As I mentioned yesterday in my post about the just announced Emacs 27.1-RC2, Álvaro Ramírez left a comment to my post A Shortcut Manager for My Emacs-centric Workstation. In that post, I said that I was using yequake to pop up an Org-mode capture buffer from anywhere in the system. Jack Baty commented that yequake didn’t return to the previous application after yequake was terminated. I’d noticed that too and after a bit of research discovered that this is a macOS problem but that it could be (sort of) fixed by inhibiting Emacs from returning that the last frame when a new frame is deleted.
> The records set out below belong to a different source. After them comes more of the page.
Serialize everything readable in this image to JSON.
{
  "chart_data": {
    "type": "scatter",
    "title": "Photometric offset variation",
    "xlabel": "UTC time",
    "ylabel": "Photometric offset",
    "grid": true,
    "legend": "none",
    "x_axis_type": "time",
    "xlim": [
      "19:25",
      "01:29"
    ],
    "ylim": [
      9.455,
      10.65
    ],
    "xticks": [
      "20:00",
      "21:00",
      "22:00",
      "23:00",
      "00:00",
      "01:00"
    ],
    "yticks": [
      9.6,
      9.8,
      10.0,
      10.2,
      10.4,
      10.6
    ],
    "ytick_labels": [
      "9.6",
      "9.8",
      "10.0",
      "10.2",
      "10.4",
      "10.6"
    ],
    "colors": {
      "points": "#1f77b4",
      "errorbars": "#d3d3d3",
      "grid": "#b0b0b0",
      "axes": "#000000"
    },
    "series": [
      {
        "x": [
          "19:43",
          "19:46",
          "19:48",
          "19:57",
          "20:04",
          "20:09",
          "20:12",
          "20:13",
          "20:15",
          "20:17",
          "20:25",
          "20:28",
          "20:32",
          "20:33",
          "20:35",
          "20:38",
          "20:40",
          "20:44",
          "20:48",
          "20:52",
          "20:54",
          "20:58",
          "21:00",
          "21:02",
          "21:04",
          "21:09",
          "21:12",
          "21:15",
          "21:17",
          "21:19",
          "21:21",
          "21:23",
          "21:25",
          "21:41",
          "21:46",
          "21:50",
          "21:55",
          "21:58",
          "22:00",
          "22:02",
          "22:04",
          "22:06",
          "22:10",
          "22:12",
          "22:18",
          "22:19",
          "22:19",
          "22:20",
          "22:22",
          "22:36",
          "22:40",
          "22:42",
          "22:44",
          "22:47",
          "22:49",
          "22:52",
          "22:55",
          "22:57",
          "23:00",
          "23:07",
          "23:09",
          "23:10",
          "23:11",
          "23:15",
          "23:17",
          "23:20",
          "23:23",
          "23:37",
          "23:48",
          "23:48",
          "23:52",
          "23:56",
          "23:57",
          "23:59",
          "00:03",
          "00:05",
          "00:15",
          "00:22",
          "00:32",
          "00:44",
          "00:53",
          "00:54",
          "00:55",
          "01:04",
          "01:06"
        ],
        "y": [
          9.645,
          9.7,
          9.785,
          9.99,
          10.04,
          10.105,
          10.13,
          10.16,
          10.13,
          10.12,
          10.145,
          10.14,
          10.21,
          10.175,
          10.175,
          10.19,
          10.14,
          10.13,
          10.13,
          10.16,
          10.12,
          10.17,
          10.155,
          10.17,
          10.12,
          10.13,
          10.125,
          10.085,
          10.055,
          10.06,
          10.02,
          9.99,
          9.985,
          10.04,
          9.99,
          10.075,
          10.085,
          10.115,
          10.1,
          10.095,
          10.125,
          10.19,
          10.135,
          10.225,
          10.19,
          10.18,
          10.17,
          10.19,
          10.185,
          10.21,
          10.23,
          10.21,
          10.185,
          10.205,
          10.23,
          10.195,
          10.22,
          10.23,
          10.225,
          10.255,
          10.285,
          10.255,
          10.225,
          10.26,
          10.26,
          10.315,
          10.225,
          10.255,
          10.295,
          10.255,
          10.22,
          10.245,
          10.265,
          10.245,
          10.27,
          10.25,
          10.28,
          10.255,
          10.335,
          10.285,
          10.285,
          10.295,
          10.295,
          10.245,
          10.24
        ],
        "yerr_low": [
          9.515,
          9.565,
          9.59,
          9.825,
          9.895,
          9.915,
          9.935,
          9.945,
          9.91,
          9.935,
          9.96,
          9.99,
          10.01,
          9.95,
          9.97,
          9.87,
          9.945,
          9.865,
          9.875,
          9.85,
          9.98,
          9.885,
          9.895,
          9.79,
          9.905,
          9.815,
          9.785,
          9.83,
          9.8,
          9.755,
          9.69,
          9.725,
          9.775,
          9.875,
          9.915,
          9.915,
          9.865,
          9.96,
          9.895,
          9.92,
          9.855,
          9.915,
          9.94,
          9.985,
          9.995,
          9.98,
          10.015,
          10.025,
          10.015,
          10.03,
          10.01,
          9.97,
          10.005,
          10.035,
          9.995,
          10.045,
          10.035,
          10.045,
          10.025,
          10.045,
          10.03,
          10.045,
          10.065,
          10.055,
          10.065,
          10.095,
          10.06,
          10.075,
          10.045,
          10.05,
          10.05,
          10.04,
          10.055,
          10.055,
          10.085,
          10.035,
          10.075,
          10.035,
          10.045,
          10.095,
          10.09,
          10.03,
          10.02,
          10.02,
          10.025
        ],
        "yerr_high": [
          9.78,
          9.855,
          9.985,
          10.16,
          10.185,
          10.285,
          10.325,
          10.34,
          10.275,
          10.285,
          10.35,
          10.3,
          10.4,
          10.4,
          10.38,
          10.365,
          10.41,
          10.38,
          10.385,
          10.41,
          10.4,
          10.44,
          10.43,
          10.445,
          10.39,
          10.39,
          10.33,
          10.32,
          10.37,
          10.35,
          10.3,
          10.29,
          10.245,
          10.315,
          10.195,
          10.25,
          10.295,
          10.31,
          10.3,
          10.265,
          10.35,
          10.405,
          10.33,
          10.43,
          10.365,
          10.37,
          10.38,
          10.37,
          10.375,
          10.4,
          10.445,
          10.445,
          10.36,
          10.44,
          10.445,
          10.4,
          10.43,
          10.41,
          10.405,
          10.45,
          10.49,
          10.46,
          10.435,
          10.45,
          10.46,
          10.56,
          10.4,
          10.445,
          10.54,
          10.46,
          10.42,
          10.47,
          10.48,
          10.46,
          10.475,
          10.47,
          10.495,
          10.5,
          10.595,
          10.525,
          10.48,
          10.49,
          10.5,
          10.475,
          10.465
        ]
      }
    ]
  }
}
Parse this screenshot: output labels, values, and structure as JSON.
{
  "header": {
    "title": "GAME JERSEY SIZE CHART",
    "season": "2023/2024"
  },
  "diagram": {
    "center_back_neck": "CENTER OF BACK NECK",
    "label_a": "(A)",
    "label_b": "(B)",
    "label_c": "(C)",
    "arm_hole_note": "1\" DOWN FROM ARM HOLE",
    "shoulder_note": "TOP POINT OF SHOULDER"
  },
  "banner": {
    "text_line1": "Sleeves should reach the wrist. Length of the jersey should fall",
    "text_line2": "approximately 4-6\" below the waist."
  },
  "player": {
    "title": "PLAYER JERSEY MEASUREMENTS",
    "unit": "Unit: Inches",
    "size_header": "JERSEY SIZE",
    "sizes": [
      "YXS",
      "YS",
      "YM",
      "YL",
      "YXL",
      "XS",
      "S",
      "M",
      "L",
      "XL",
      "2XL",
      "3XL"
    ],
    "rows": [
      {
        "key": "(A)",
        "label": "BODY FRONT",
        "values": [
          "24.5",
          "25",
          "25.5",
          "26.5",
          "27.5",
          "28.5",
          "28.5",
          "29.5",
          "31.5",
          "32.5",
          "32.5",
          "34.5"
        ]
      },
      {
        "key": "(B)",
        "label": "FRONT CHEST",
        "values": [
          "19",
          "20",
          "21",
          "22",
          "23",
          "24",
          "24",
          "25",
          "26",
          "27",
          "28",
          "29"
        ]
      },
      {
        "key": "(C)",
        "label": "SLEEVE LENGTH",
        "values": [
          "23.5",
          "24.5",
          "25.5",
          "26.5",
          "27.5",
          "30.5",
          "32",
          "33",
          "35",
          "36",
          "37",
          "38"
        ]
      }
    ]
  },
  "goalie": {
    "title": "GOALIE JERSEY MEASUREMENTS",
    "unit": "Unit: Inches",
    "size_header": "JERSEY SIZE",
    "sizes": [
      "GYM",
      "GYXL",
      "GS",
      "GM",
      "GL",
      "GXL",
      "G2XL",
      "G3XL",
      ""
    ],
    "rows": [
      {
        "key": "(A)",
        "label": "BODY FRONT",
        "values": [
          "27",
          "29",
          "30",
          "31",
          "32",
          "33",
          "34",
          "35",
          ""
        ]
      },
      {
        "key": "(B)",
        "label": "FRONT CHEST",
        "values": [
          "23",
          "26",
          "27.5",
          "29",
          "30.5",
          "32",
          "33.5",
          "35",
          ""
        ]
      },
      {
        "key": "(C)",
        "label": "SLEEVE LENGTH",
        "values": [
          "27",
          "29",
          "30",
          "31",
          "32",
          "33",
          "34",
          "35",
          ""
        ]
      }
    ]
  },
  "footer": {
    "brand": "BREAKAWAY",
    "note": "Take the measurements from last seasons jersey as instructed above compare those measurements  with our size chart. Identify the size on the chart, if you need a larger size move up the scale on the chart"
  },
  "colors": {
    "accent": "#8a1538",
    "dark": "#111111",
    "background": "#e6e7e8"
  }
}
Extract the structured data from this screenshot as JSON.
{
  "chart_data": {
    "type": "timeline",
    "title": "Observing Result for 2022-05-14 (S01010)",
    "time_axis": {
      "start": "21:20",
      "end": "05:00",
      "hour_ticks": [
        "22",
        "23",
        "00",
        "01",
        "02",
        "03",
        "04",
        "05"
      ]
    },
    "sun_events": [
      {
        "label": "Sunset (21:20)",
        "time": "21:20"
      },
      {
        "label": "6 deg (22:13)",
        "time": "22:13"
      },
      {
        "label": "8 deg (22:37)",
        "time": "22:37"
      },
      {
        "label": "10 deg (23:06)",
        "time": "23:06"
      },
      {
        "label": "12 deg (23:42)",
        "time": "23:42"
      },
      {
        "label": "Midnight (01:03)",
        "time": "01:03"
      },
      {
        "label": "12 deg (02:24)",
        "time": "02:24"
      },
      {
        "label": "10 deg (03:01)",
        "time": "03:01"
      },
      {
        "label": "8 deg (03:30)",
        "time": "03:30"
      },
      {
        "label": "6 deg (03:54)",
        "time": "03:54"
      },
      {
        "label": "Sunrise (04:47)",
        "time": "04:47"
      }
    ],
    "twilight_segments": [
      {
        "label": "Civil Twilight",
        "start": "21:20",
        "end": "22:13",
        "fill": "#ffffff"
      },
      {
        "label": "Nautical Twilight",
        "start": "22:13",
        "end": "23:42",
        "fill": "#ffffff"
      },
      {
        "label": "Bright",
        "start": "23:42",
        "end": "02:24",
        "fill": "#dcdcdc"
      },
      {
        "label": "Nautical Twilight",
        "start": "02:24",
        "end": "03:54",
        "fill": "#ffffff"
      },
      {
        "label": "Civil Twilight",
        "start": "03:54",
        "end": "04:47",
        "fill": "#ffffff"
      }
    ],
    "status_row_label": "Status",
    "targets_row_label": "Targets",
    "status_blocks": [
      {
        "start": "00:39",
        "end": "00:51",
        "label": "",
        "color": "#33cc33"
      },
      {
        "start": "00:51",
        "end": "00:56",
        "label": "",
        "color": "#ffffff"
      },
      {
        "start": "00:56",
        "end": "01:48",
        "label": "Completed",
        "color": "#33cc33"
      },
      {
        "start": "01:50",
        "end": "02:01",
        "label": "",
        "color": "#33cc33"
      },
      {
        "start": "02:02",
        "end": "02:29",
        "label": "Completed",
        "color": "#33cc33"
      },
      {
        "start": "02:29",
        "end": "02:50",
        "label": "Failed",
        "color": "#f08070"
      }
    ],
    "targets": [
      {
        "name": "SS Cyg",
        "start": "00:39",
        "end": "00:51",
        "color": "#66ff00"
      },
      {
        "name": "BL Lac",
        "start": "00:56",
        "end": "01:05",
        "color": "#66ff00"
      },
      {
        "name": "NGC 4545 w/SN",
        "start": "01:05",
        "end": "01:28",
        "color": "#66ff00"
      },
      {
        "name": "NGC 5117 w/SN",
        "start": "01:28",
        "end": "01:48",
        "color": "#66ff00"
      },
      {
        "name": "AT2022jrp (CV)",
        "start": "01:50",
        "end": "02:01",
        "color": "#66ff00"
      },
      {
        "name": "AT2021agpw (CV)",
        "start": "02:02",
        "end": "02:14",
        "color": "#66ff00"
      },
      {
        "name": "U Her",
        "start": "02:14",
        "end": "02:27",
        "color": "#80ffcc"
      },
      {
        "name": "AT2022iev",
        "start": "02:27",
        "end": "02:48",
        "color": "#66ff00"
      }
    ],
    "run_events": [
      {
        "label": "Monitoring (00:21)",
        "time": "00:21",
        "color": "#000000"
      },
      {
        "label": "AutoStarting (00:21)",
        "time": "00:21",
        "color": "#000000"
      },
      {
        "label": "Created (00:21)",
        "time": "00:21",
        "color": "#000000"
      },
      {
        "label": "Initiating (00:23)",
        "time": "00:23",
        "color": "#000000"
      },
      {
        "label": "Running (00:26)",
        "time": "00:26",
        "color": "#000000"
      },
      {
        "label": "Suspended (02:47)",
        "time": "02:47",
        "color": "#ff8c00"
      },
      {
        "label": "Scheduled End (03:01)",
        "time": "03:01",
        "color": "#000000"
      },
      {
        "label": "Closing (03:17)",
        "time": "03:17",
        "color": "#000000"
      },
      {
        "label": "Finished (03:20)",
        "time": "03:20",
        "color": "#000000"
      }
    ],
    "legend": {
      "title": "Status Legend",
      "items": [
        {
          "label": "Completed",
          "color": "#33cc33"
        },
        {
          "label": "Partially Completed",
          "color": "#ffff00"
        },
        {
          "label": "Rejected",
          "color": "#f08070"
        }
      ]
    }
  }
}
You can follow the discussion in the comments to the post but the TL;DR is that the fix involves a patch to frame.c. Since Emacs 27.1-RC2 had just been released, I decided to compile it with the patch and try things out. If you’d like to do the same thing, here’s the patch (against the RC2 release).

--- frame.c.orig	2020-08-07 13:54:20.000000000 -0400
+++ frame.c	2020-08-07 13:56:35.000000000 -0400
@@ -2056,15 +2056,6 @@
 		}
 	    }
 	}
-#ifdef NS_IMPL_COCOA
-      else
-	/* Under NS, there is no system mechanism for choosing a new
-	   window to get focus -- it is left to application code.
-	   So the portion of THIS application interfacing with NS
-	   needs to know about it.  We call Fraise_frame, but the
-	   purpose is really to transfer focus.  */
-	Fraise_frame (frame1);
-#endif
 
       do_switch_frame (frame1, 0, 1, Qnil);
       sf = SELECTED_FRAME ();

I said “(sort of) fixed” above because there are still two problems. First, I run Emacs and Safari in full screen mode. When I call yequake from one of them, it comes up in a different desktop. Safari doesn’t return to the Safari desktop. Oddly, with Emacs things work perfectly. The second problem is that even when yequake does return to the proper desktop, the previous application does not receive focus. Again, these problems are because of the way macOS works but the patch does help a lot.

It’s easy to try it out if you compile your own Emacs. If you get your Emacs from Homebrew, you can load the patched version with

brew install emacs-plus@27 --with-no-frame-refocus ...

Ramírez says that it should work with Emacs 26 too. Of course, if you’re not on macOS, you don’t have the problem at all.